I can’t help but wonder why the fight went out of me then, especially after I had battled for so long. What’s remarkable is that my dad wouldn’t let me disappear into death’s void. His tough-love bedside sermon marked the true beginning of my recovery, because the next day I was able to smile, blink more, even wag a finger. While I had another bad spell for about a week with seizures and tremors, I had definitely turned the corner. But without my parents’ support and love, that route could just as easily have become a tragic dead end.
PART TWO
BODY
CHAPTER 19
COMING HOME
I have only been at Kernan five days, but I’m going home today. Our health insurance provider decided to cut short the length of my stay because it thought that my rehab could be done at much lower cost through twice-weekly outpatient treatment. I can’t wait to leave Kernan even though I’m still in bad shape. I can walk maybe ten to fifteen feet unaided, with someone on the other end of the restraint belt just in case I fall. I can bicep-curl two and a half pounds with my right arm and bench-press a broomstick. But apart from th
e lovely Jamie, the therapists and nurses are much less friendly than those at Prince George’s Hospital where I was treated like royalty. At Kernan, I feel like I’m just another anonymous patient in its body-mending factory about to be spat out into the world as a defective product. I feel sorry for those like Tony who have languished here for months.

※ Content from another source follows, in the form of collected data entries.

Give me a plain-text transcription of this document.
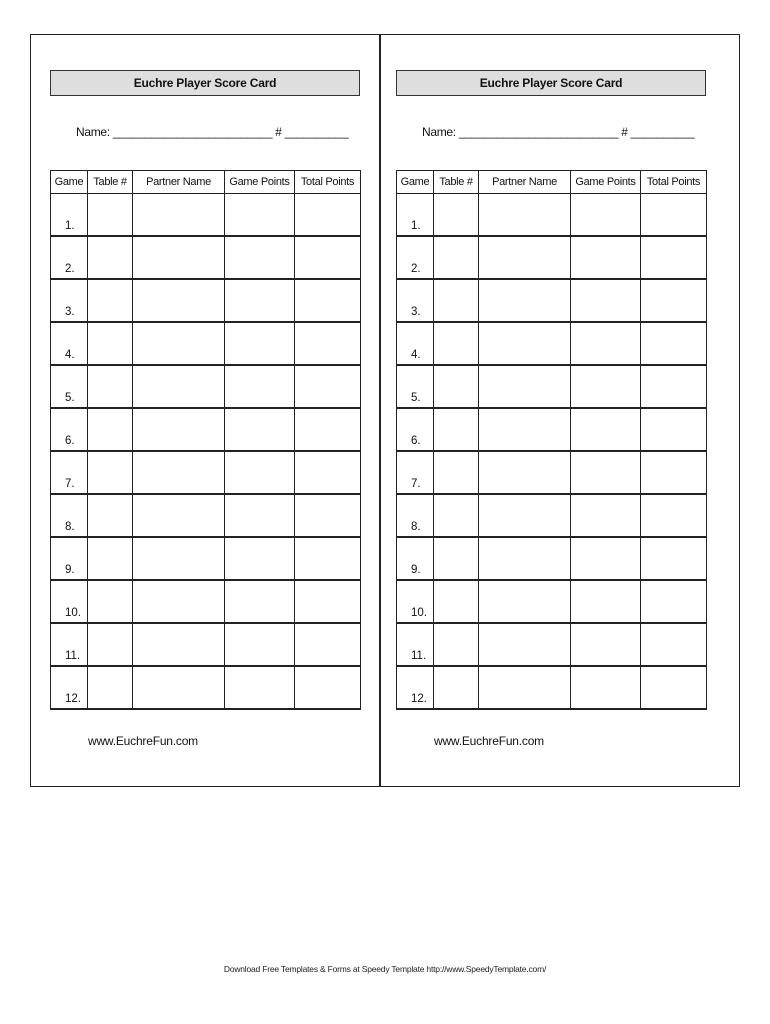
Euchre Player Score Card
Name: _________________________ # __________
Game	Table #	Partner Name	Game Points	Total Points
1.				
2.				
3.				
4.				
5.				
6.				
7.				
8.				
9.				
10.				
11.				
12.				
www.EuchreFun.com
Euchre Player Score Card
Name: _________________________ # __________
Game	Table #	Partner Name	Game Points	Total Points
1.				
2.				
3.				
4.				
5.				
6.				
7.				
8.				
9.				
10.				
11.				
12.				
www.EuchreFun.com
Download Free Templates & Forms at Speedy Template http://www.SpeedyTemplate.com/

My parents are excited as they pack my wheelchair, clothes, walker, and the rest of my belongings in Dad’s pickup truck for the two-hour trip. On the drive home, they tell me how they’ve set up the downstairs so I can get around. Though I’m no longer stuck in a hospital and getting poked with needles, I still have a very long road of recovery looming ahead. I have no idea what the future will be like. I can only focus on the present. I look out the window, watching the soft, cotton-white clouds float by in the bright blue sky. I feel the warmth of the sun on my face slightly magnified through the glass window. I roll down the window so the fresh air can penetrate the deepest spaces in my weakened lungs. The humid summer air is mixed with the car exhaust and diesel fumes from the other vehicles on the road. I inhale deeply, missing the smell of the real world that bypassed me this summer.